ROMANZO MODERNO INGLESE: JONATHAN SWIFT
This work written by Swift is considered by some critics a novel, by some other it isn’t. The purpose of Swift is to show the corruption of the society and he does it writing a parody of the genre of the travel literature. The book is divided into four books, in which we can find a fight between rationality and animality:
1. In the first book Lemuel Gulliver, a ship surgeon, begins by describing his shipwreck on the island of Lilliput. In this case Gulliver embodies animality and the Lilliputians, whose king is however cruel, embody rationality.
2. In the second book Gulliver sets sail for India, but he is set ashore by his crew on an unknown land where the inhabitants are giants. In this case Gulliver embodies rationality and the giants, whose king is however good and wise, embody animality.

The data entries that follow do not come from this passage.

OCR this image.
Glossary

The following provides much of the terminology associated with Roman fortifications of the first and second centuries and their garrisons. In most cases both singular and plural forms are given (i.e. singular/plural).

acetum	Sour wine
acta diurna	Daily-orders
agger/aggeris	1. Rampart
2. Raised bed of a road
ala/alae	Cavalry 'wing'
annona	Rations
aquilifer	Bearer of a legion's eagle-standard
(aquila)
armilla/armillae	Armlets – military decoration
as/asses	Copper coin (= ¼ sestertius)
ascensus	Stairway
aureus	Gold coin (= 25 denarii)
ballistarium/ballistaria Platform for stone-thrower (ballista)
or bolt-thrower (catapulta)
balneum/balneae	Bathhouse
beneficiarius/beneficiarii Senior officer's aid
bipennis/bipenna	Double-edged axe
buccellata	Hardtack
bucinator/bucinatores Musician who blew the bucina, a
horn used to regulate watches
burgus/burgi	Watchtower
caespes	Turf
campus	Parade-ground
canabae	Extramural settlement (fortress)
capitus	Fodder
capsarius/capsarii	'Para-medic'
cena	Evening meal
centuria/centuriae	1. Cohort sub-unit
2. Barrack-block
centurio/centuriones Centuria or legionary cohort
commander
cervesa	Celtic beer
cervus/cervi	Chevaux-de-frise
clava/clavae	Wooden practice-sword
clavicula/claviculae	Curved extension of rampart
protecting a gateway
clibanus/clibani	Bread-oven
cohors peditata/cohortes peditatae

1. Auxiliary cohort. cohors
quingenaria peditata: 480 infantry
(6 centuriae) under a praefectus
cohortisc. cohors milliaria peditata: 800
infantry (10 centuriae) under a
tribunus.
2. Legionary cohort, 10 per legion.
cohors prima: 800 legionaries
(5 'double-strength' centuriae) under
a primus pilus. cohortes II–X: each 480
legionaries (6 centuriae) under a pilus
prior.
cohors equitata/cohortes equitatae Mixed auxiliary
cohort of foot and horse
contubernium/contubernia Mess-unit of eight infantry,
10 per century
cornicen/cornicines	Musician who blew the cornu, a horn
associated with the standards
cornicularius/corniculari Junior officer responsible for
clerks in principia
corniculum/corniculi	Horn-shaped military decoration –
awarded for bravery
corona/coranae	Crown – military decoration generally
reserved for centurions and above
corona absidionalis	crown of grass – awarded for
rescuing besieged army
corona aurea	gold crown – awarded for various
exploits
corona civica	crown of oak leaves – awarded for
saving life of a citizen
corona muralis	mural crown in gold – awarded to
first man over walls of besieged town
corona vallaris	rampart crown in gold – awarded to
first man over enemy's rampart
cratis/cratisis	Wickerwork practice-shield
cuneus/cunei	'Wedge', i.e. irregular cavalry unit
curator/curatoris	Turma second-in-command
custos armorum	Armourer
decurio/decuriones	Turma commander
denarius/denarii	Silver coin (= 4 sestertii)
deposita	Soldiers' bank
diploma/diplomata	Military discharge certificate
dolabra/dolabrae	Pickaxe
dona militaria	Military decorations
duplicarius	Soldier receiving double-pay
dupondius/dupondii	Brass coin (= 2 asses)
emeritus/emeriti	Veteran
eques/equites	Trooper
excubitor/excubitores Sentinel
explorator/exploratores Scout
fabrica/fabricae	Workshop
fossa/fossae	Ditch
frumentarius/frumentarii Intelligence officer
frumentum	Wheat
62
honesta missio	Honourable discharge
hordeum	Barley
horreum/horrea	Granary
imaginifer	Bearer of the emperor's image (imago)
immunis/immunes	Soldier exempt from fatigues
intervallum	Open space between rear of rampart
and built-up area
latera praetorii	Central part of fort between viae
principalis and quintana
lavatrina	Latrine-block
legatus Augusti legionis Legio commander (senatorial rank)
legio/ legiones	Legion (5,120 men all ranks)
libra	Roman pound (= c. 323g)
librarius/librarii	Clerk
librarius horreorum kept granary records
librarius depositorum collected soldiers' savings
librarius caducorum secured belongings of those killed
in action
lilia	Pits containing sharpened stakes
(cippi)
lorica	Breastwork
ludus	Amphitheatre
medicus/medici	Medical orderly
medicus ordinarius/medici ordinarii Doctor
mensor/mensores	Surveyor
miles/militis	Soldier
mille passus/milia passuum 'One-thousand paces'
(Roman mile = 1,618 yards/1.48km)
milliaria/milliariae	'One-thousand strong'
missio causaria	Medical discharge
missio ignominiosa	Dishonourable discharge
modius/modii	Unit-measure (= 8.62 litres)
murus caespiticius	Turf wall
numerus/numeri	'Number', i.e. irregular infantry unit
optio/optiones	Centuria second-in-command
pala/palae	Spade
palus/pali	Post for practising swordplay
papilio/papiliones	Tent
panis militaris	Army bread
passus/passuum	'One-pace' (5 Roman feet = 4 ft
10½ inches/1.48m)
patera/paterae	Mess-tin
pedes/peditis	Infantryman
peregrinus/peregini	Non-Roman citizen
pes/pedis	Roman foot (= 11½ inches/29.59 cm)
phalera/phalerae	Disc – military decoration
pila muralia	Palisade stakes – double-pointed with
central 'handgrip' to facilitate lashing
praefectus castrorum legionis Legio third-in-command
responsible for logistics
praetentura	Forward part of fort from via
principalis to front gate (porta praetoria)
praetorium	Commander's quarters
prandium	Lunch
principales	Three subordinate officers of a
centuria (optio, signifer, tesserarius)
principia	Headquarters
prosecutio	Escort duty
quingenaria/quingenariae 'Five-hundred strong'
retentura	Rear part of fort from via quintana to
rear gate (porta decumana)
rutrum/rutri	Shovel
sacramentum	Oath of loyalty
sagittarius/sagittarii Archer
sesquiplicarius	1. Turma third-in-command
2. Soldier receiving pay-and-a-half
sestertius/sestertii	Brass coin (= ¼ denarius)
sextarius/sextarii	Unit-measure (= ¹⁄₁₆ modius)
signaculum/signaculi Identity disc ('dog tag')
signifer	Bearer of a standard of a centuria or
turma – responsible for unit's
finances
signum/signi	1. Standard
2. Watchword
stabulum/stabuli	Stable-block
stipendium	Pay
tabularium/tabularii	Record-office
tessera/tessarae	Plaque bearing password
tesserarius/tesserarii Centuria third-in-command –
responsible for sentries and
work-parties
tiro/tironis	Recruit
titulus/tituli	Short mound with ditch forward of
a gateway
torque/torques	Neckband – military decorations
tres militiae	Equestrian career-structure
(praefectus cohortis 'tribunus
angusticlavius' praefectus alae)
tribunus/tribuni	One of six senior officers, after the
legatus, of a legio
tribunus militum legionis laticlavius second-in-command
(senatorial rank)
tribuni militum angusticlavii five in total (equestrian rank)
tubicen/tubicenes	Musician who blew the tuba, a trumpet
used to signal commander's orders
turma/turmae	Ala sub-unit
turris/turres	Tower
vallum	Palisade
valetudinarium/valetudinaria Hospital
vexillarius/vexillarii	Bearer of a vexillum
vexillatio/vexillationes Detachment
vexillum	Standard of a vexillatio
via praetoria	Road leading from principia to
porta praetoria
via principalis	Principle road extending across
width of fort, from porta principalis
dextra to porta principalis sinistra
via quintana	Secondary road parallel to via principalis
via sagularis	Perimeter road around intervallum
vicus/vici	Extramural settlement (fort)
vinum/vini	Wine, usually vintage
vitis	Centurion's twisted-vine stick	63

3. In the third book, that contains lots of disgusting details, he has the opportunity to visit a floating island, where he meets philosophers and scientist, who spend their lives in speculations and absurd research, without achieving any particular results. This is a clear attack to the Royal Society, that according to Swift is interested only in trivial matters.
4. In the fourth book, on his next voyage, he is set ashore, as the result of a mutiny, in a country inhabited by a race of intelligent horses, who are served by a disgusting and degenerate race of beasts in the shape of men. In this case Gulliver embodies animality and the horses embody rationality, even if they can’t feel emotion. The critic Northrop Frye includes Gulliver’s Travels in the latter category (anatomy) together with the work of Erasmus and Voltaire.
ROMANZO MODERNO: DANIEL DEFOE
Daniel Defoe was born in London. His father was a nonconformist merchant belonging to an independent Protestant sect which did not accept the authority of the State Church. Educated at a college for Dissenters, Defoe chose to go into business and became a merchant. He travelled for two or three years in Europe on business and, when back in England, opened a haberdasher’s shop, married and became involved in politics. He took part in a failed rebellion against the election of the Catholic King James II, but was able to escape punishment and he joined the army of William of Orange. But his long neglected business took a turn for the worse and Defoe went bankrupt. He managed to pay back most of his debts but, faced with the need to make up the money lost, he ventured into many other activities (he was a journalist and then he wrote poems, poetry and fictions), winning popularity and even William III’s friendship. With the accession to the throne of Queen Anne, a supporter of the State Church, he lost the favor of the court.